Transcriptional and posttranscriptional mechanisms modulate creatine kinase expression during differentiation of osteoblastic cells.

Enhancement of energy metabolism is fundamental to the developmental programs of many cell types. This work examines the molecular mechanisms that mediate changes in energy metabolism during differentiation of osteoblastic cells. When the rat osteoblastic cell line, ROS 17/2.8, is induced to differentiate with 1,25-dihydroxyvitamin D3, expression of creatine kinase-b (ck-b), a pivotal enzyme in energy metabolism, is enhanced. Maximum enhancement occurs at 48 h of induction with 10 nM 1,25-dihydroxyvitamin D3 when creatine kinase activity is 2.1-fold over uninduced cells. This is associated with a 2-fold increase in transcription rate and the formation of a second protein-DNA complex on the ck-b gene promoter that is supplementary to the one present in undifferentiated cells.

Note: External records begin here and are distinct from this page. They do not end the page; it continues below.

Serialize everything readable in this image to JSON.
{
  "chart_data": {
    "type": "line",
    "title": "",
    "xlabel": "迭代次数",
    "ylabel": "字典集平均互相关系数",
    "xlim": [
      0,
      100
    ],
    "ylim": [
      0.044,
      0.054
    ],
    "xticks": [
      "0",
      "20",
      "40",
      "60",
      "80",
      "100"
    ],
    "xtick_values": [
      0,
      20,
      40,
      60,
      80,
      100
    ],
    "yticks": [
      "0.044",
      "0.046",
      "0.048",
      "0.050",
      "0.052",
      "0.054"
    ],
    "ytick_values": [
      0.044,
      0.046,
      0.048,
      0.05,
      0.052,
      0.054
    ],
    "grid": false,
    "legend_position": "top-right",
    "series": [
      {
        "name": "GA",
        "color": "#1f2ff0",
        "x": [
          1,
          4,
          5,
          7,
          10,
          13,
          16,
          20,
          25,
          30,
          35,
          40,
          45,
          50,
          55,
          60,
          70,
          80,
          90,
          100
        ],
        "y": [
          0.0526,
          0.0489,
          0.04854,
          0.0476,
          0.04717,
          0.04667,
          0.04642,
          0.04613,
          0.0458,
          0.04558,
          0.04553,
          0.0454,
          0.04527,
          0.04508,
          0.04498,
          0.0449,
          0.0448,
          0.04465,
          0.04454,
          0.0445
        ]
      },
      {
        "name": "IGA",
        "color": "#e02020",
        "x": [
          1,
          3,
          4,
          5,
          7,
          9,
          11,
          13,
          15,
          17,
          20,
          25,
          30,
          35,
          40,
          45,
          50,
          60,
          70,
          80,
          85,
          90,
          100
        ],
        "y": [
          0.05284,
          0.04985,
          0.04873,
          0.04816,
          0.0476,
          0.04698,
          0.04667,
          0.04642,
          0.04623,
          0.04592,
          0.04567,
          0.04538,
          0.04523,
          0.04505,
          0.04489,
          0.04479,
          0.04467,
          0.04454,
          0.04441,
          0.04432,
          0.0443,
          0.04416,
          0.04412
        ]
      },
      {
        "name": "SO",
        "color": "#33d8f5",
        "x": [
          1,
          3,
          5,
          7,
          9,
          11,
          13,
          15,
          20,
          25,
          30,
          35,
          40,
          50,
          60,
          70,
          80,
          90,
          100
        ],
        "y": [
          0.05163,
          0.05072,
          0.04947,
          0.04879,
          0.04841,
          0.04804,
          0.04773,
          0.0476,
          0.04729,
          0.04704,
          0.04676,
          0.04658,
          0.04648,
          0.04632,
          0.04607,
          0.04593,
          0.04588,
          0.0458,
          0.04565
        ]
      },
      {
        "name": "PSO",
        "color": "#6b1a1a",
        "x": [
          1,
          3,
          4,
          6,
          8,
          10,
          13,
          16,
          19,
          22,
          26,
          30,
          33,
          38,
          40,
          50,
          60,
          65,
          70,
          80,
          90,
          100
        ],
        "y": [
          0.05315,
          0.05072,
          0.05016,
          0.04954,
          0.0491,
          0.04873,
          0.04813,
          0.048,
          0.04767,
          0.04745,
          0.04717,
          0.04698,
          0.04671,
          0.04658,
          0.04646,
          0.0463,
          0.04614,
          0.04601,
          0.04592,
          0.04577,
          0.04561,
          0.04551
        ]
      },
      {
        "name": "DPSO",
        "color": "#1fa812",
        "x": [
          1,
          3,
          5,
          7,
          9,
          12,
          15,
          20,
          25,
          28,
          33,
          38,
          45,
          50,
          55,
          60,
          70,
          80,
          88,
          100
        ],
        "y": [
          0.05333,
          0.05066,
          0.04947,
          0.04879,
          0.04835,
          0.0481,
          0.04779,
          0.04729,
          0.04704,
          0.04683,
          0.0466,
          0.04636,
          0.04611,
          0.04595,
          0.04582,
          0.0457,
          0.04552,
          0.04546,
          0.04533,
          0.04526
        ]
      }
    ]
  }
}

In addition, the contribution of posttranscriptional regulatory mechanisms is suggested by (1) the increase in ck-b mRNA abundance exceeds that of transcription rate, indicating an increase in message stability, (2) the increase in ck-b mRNA precedes and exceeds that of protein activity, indicating translational modulation, and (3) RNA mobility-shift assays indicate that a cytosolic factor in ROS 17/2.8 cells interacts specifically with the highly conserved 3'-untranslated region of the ck-b mRNA. We have previously reported that such an interaction mediates translational control (Ch'ng, J. L. C., Shoemaker, D. L., Schimmel, P., and Holmes, E.W. (1990) Science 248, 1003-1006). The physiological roles of these regulatory mechanisms during osteoblast differentiation are discussed.